Demain.
Édouard ne dormait plus. Assis dans son lit, calé par les oreillers qu’Albert avait glanés dans toutes les autres chambres, il se balançait des heures entières en poussant des gémissements lancinants.
— T’as mal, hein ? demandait Albert.
Mais Édouard ne répondait jamais. Forcément.
La fenêtre était entrouverte en permanence. Albert dormait toujours devant, sur la chaise, avec une autre chaise pour reposer ses pieds. Il fumait pas mal pour rester éveillé et surveiller Édouard, mais aussi pour couvrir l’odeur.
— T’as plus d’odorat, toi, t’es un veinard…

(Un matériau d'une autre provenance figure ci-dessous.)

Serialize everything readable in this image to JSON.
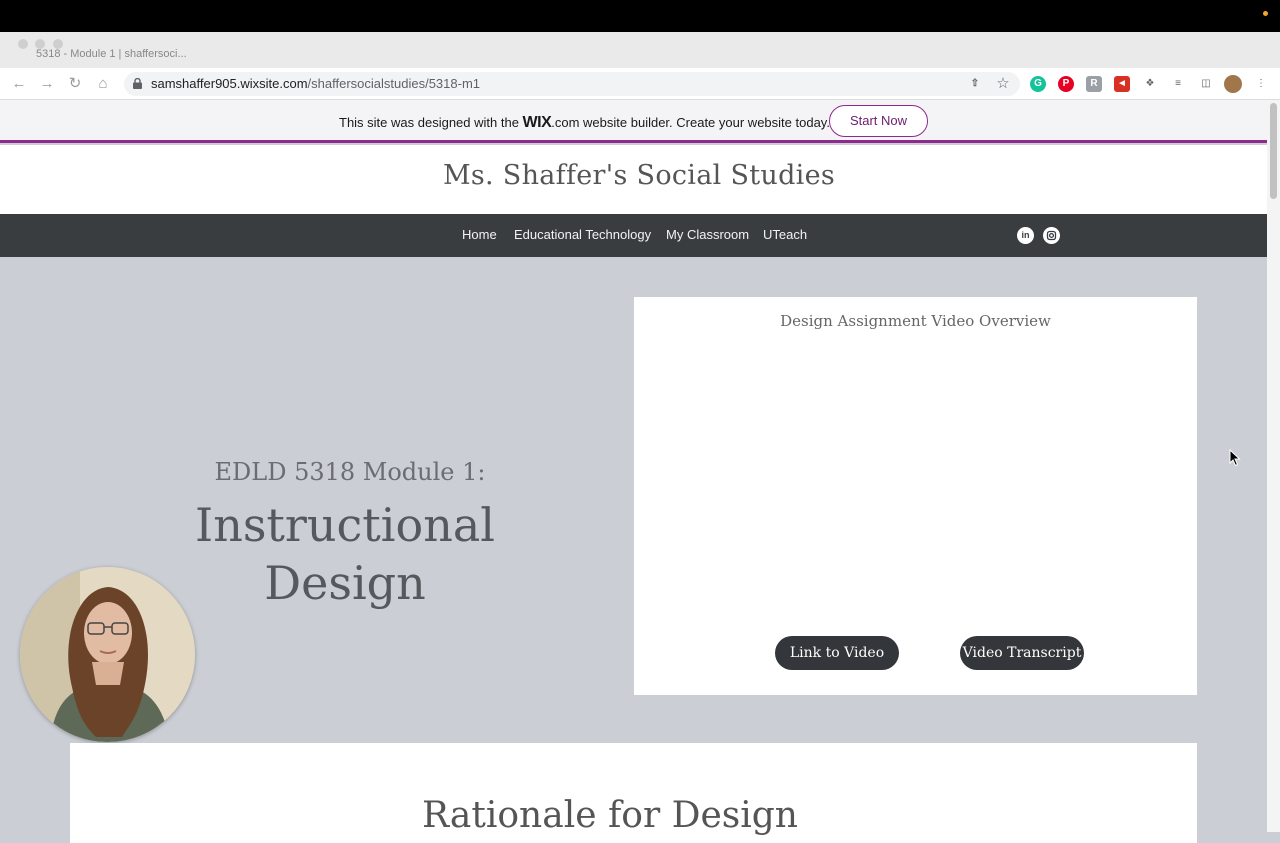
{
  "browser": {
    "tab_title": "5318 - Module 1 | shaffersoci...",
    "url_host": "samshaffer905.wixsite.com",
    "url_path": "/shaffersocialstudies/5318-m1"
  },
  "wix_banner": {
    "text_before": "This site was designed with the ",
    "brand": "WIX",
    "text_after": ".com website builder. Create your website today.",
    "cta_label": "Start Now"
  },
  "site": {
    "title": "Ms. Shaffer's Social Studies",
    "nav": [
      "Home",
      "Educational Technology",
      "My Classroom",
      "UTeach"
    ],
    "social": [
      "linkedin-icon",
      "instagram-icon"
    ]
  },
  "hero": {
    "subtitle": "EDLD 5318 Module 1:",
    "title_line1": "Instructional",
    "title_line2": "Design"
  },
  "video_card": {
    "title": "Design Assignment Video Overview",
    "link_button": "Link to Video",
    "transcript_button": "Video Transcript"
  },
  "rationale": {
    "title": "Rationale for Design"
  },
  "colors": {
    "nav_bg": "#3a3d40",
    "page_bg": "#cbced4",
    "wix_accent": "#8e2a8e"
  }
}
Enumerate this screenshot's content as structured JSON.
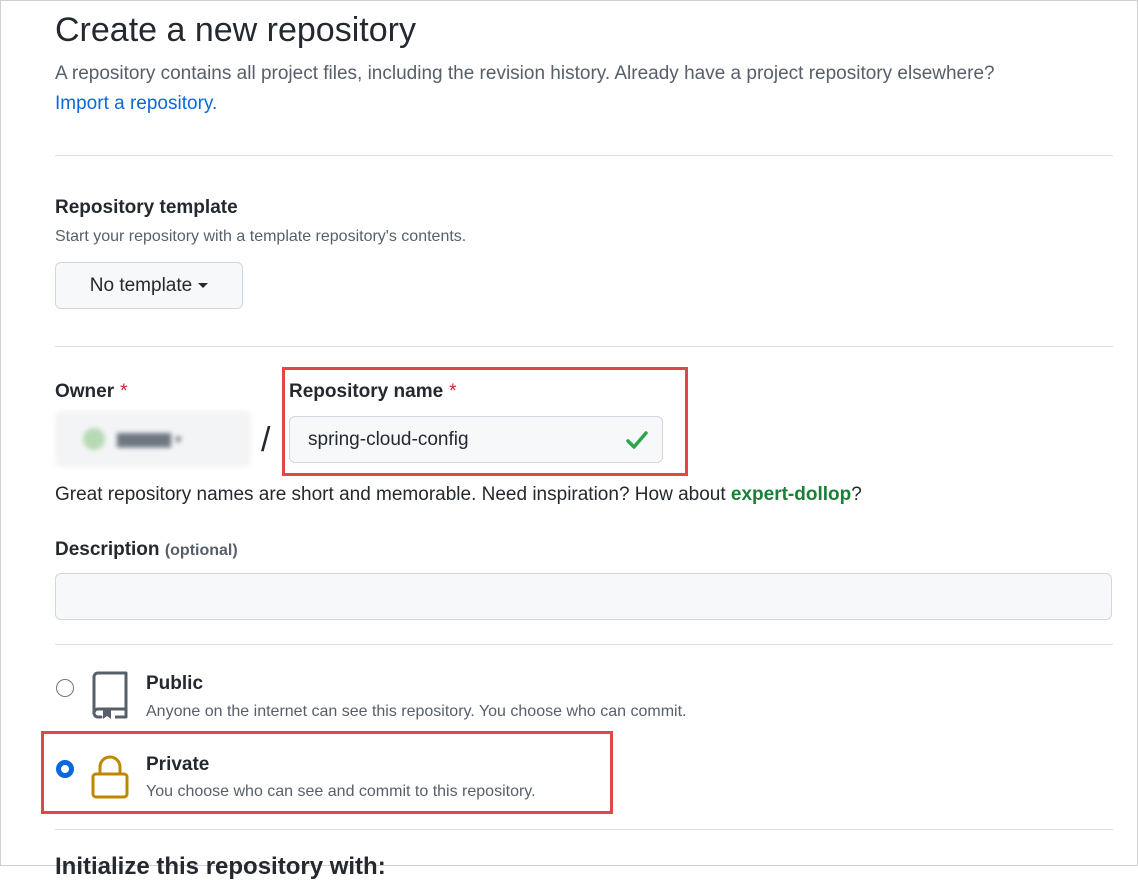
{
  "header": {
    "title": "Create a new repository",
    "subtitle": "A repository contains all project files, including the revision history. Already have a project repository elsewhere?",
    "import_link": "Import a repository."
  },
  "template": {
    "heading": "Repository template",
    "note": "Start your repository with a template repository's contents.",
    "button_label": "No template"
  },
  "owner": {
    "label": "Owner",
    "required_mark": "*"
  },
  "repo": {
    "label": "Repository name",
    "required_mark": "*",
    "value": "spring-cloud-config",
    "separator": "/"
  },
  "hint": {
    "text": "Great repository names are short and memorable. Need inspiration? How about ",
    "suggestion": "expert-dollop",
    "end": "?"
  },
  "description": {
    "label": "Description",
    "optional": "(optional)",
    "value": ""
  },
  "visibility": {
    "public": {
      "label": "Public",
      "note": "Anyone on the internet can see this repository. You choose who can commit.",
      "selected": false
    },
    "private": {
      "label": "Private",
      "note": "You choose who can see and commit to this repository.",
      "selected": true
    }
  },
  "cutoff_heading": "Initialize this repository with:",
  "colors": {
    "link": "#0969da",
    "suggestion": "#1a7f37",
    "highlight": "#e0474c",
    "lock": "#bf8700",
    "check": "#2da44e"
  }
}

Merde, comment il ferait s’il voulait rire ? Un type qui n’a plus de mâchoire ne doit pas avoir souvent envie de se marrer, mais quand même, la question turlupinait Albert.
— Le toubib…, risqua-t-il.
Il était peut-être deux heures, trois heures du matin. Le transfert était pour le lendemain.
— Il dit que là-bas, on vous pose des prothèses…
Il n’avait pas trop d’idée de ce que ça pouvait donner, une prothèse de mâchoire inférieure, pas certain que ce soit le bon moment pour parler de ça.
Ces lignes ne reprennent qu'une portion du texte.